NASCAR-sanctioned stock car racing is held at Myrtle Beach Speedway, a .538 mi, semi-banked, asphalt-paved oval track located on US 501. Drivers in the Late Model classes will compete (against those of Greenville-Pickens Speedway) for the South Carolina Championship in the NASCAR Whelen All-American Series. South Carolina Champions' scores will be calculated against other state and provincial champions for a continental championship.
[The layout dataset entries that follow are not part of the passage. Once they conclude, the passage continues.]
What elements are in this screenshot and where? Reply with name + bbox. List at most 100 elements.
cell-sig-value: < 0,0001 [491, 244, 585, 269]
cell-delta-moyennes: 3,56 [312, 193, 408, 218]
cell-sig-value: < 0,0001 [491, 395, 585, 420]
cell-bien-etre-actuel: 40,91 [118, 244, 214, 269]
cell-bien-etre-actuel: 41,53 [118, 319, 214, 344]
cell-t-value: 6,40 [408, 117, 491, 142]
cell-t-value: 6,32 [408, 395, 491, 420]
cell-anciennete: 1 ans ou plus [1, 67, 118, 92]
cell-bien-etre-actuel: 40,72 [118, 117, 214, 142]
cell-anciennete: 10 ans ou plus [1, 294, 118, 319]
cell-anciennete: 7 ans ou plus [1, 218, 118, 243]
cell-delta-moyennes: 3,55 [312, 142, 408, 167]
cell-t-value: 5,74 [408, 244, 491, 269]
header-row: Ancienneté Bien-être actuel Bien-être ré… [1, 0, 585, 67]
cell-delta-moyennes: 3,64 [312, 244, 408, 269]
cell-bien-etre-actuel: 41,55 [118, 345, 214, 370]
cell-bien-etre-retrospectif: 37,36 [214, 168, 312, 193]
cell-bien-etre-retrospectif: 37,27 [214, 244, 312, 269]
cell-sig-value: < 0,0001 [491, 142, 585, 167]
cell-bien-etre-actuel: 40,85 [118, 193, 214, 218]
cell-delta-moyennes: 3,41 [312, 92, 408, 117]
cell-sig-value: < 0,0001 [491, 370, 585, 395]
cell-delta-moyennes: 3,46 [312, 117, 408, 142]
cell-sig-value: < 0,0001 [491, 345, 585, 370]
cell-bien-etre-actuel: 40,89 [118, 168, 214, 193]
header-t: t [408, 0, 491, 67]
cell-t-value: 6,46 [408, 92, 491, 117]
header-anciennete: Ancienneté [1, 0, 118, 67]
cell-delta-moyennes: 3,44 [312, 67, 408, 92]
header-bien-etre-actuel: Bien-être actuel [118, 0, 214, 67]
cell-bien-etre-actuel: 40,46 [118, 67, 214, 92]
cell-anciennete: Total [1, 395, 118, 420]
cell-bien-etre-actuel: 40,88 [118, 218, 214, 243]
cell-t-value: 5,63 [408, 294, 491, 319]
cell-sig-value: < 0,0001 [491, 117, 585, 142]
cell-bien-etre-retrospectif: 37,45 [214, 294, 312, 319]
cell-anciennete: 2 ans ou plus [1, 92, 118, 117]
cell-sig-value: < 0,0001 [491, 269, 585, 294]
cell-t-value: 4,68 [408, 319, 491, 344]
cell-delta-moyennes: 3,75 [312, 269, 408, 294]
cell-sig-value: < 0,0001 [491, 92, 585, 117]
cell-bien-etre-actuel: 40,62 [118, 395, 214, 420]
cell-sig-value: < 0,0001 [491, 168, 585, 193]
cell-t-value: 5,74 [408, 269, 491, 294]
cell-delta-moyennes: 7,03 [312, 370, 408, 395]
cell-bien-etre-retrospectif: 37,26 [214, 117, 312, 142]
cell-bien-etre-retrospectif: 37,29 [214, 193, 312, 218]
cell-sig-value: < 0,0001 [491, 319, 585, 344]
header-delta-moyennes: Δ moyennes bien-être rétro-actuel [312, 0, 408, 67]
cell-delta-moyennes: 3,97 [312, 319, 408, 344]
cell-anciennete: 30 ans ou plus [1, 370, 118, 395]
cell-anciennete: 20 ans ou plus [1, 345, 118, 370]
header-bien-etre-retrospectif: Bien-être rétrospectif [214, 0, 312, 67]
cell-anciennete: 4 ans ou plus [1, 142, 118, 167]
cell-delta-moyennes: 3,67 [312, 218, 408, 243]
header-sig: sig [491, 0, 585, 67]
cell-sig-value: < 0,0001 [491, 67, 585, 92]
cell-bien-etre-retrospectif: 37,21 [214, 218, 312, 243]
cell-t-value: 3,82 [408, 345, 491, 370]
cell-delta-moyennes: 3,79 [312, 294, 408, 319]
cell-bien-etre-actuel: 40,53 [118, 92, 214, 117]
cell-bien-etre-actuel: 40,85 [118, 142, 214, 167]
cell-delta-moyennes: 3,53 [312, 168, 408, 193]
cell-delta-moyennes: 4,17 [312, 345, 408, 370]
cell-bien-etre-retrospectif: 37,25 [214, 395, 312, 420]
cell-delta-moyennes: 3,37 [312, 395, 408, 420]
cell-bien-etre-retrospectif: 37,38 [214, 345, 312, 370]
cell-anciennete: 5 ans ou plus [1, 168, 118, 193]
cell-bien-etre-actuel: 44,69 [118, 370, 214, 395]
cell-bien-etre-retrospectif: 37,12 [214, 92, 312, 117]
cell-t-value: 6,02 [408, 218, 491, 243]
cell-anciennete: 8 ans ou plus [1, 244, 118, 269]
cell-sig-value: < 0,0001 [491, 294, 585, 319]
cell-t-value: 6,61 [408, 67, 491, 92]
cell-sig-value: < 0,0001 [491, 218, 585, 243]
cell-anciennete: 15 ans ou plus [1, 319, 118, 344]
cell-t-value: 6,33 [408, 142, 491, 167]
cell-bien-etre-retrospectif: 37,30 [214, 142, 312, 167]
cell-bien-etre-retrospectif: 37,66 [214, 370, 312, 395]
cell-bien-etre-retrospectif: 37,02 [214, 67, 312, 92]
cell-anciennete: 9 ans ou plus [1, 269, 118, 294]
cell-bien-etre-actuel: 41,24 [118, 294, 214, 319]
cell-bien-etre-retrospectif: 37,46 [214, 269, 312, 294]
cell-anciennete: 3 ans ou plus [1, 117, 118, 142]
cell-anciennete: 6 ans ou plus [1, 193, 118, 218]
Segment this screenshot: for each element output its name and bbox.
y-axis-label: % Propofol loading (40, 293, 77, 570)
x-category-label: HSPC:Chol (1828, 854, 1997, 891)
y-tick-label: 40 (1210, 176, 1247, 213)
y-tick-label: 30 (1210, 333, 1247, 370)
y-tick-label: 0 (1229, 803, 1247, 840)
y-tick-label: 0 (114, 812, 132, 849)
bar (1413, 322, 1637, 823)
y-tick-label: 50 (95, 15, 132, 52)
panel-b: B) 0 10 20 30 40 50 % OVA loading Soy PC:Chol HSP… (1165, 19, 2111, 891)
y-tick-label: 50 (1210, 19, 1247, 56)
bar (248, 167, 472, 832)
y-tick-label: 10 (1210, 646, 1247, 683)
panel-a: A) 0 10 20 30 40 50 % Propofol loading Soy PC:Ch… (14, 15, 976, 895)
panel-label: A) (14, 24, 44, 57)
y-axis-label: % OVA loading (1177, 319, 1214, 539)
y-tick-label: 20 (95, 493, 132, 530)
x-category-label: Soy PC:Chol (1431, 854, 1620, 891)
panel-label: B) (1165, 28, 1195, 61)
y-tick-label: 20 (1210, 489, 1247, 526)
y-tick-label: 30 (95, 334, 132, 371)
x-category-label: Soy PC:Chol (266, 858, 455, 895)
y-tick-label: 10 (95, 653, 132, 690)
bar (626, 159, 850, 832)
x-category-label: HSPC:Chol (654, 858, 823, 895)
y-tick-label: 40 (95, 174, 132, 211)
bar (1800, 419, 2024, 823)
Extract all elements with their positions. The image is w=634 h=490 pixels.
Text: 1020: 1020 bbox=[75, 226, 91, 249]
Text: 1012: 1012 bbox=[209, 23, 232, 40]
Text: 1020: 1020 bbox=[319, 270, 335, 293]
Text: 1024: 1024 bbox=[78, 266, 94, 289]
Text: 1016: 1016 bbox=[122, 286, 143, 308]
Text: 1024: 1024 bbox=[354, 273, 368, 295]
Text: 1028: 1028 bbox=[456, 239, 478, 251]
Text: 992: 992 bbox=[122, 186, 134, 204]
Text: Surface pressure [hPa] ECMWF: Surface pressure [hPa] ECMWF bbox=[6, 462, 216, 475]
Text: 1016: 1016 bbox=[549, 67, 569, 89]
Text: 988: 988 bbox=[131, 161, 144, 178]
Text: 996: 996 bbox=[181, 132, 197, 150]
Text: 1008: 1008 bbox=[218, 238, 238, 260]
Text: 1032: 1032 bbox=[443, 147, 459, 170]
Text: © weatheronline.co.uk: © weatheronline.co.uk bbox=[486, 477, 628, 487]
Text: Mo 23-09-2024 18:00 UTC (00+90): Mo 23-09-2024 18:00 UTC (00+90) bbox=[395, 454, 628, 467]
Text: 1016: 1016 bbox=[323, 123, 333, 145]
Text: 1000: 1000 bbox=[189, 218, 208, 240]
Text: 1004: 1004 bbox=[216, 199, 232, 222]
It hosted the 2010 UOA Nationals where 8 collegiate ultimate teams from 5 conferences will be represented.

===Golf===
The area is home to numerous golf courses and mini-golf courses, along the Grand Strand and further inland. Myrtle Beach has been called the "Golf Capital of the World", because of the 120 golf courses once located there, the record 4.2 million rounds played, and many miniature golf courses. 3.7 million total rounds of golf were played in 2007. Since the last recession, around 30 courses have closed to make way for real estate developments, bringing the total to down to 90. The majority of the area's golf courses are public. Some of the notable golf courses and resorts include:

- Arcadian Shores Golf Club
- Arrowhead Country Club
- Azalea Sands Golf Club
- Barefoot Resort and Golf Club located in North Myrtle Beach
- Burning Ridge Golf Course
- Grande Dunes Golf Resort
- Beachwood Golf Club
- Myrtlewood Golf Club
- Myrtle Beach National Golf Course
- River Oaks Golf Plantation
- Whispering Pines Golf Course
- Crown Park Golf Club
- Carolina Shores
- Tidewater Plantation
- Caledonia Golf Club

== Media ==
===Television===
The Grand Strand and Florence, South Carolina share a common defined market by Nielsen Media Research in Horry, Marion, Dillon, Darlington, Marlboro, and Florence counties in South Carolina and Scotland and Robeson counties in North Carolina. Due to the Grand Strand's rapid growth, most of the television stations licensed to Florence have moved their operations to the Grand Strand.

===Newspapers===
The Sun News is the largest daily paper published along the Grand Strand, with a readership base extending from Georgetown, South Carolina, to Sunset Beach, North Carolina. The paper has been in existence since the 1930s and was published by Knight Ridder before that company was bought by The McClatchy Company.

There are by several weekly papers, including The Weekly Surge, the Myrtle Beach Herald, and the Horry Independent.